At the outset, I would like to remind them the legal position already they are well aware of that suspension pending enquiry, per se, neither a punishment nor severance of the employer-employee relationship and even punitive suspension can not exceed the maximum no. of days prescribed in the standing orders or service regulations.
When any misconduct partaking the nature of a criminal offence is committed by an employee during the course of his employment, the employer has the discretion to take criminal action through the Police or to initiate departmental action under the Rules of discipline only or to take both the actions depending on the gravity of the misconduct and the circumstances. When both the channels of action are simultaneously preferred by the employer, since criminal action through Court of Law being a long-drawn battle and based on strict rules of evidence, the employer may proceed with the departmental disciplinary action, complete all the procedural steps and dispose it on merits independently or await the outcome of the criminal case. In case the criminal case ends up with conviction, the punishment awarded by the employer either before or after the Court's verdict would not get affected. Otherwise in the event of the acquittal being on exoneration of the accused/employee, the punishment if any awarded by the employer will not withstand; if the acquittal is purely on technical grounds, it will not affect the decision of the employer in the concurrent departmental proceedings. That's why some employers await the outcome of the criminal trial and award punishment to the delinquent on the same set of charges departmentally tried only after its final disposal.

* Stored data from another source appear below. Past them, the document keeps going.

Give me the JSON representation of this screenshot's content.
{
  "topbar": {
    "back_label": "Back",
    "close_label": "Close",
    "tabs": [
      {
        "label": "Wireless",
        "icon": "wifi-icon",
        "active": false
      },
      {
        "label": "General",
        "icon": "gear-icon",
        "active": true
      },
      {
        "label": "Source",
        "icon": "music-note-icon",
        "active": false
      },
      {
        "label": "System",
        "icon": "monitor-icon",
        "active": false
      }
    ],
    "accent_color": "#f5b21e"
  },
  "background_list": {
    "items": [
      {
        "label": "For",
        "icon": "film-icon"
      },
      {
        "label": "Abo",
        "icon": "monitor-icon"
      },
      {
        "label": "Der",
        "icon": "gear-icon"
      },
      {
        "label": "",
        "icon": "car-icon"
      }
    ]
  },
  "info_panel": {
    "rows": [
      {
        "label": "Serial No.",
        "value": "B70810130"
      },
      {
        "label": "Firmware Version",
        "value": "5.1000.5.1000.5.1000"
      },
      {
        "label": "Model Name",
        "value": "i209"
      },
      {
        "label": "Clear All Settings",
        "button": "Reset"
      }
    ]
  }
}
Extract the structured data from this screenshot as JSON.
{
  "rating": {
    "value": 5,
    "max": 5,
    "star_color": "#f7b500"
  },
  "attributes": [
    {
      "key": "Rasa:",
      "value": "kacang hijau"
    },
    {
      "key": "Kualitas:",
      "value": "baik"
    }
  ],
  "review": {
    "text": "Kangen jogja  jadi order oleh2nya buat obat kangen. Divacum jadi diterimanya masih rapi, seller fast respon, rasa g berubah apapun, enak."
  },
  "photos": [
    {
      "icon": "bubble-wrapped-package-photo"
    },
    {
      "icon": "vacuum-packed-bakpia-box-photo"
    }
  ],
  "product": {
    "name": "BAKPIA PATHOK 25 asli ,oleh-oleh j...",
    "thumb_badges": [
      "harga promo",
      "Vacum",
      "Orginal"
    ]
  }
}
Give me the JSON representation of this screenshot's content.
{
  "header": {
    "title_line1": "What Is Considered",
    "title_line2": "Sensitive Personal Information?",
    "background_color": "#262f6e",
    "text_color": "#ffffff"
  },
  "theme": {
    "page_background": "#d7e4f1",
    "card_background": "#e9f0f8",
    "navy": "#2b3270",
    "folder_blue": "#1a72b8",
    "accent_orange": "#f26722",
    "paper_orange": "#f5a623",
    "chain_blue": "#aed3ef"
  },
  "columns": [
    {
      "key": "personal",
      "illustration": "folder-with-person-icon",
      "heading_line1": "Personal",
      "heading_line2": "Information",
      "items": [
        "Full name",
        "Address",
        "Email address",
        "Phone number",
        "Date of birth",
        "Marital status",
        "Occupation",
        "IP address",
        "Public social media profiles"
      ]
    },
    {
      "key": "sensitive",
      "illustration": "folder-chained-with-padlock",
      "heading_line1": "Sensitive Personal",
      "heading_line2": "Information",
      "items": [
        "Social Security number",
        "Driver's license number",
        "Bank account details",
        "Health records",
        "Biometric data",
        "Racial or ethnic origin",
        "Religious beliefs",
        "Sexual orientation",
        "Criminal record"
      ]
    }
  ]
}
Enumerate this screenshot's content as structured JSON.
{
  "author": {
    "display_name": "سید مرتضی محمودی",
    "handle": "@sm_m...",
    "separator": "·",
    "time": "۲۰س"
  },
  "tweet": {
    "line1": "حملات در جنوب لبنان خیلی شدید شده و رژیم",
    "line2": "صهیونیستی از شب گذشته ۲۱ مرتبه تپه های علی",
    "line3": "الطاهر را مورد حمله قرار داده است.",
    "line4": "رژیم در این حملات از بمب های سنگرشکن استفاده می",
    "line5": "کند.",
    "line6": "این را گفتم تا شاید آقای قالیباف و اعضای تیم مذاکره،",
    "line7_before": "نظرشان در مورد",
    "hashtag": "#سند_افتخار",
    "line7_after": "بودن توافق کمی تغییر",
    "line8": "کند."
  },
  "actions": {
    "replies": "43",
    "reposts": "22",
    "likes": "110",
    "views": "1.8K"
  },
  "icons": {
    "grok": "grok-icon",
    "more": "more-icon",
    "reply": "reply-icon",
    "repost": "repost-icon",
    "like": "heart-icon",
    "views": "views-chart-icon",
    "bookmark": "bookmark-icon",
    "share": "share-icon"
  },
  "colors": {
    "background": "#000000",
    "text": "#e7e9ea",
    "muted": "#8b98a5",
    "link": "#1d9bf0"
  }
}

Now, coming to the doubt raised by M/S. Prabhat and KK!HR. The delinquent employee was kept under suspension continuously for a period of 13 years coterminous with the disposal of the Criminal Case ending in acquittal on technical grounds. As such the employer can take any final decision independent of the verdict of the Criminal Court. He can issue a severe warning or award punitive suspension ( the no. of days is limited to the maximum as per the standing orders ), stop increments with or without cumulative effect or dismiss him. But, the employer wants to show some lenience for some reason or other and that leniency or mercy gives way to some problem. That is, any punishment other than dismissal would require the regularisation of the entire period of suspension of 13 years failing which it would tantamount to double punishment. In case of regularisation, the wages due for the entire 13 years of suspension should be paid, of course, after adjusting the subsistence allowance already paid. In order to circumvent this legal impediment only, the management proposes to award a punishment of "dies non for a period of five years of suspension already undergone" because it would disqualify him from claiming all employment benefits including wages.
If the workman simply accepts it in view of reemployment, there will be no problem. If he agitates it later, I am doubtful whether this would withstand judicial scrutiny.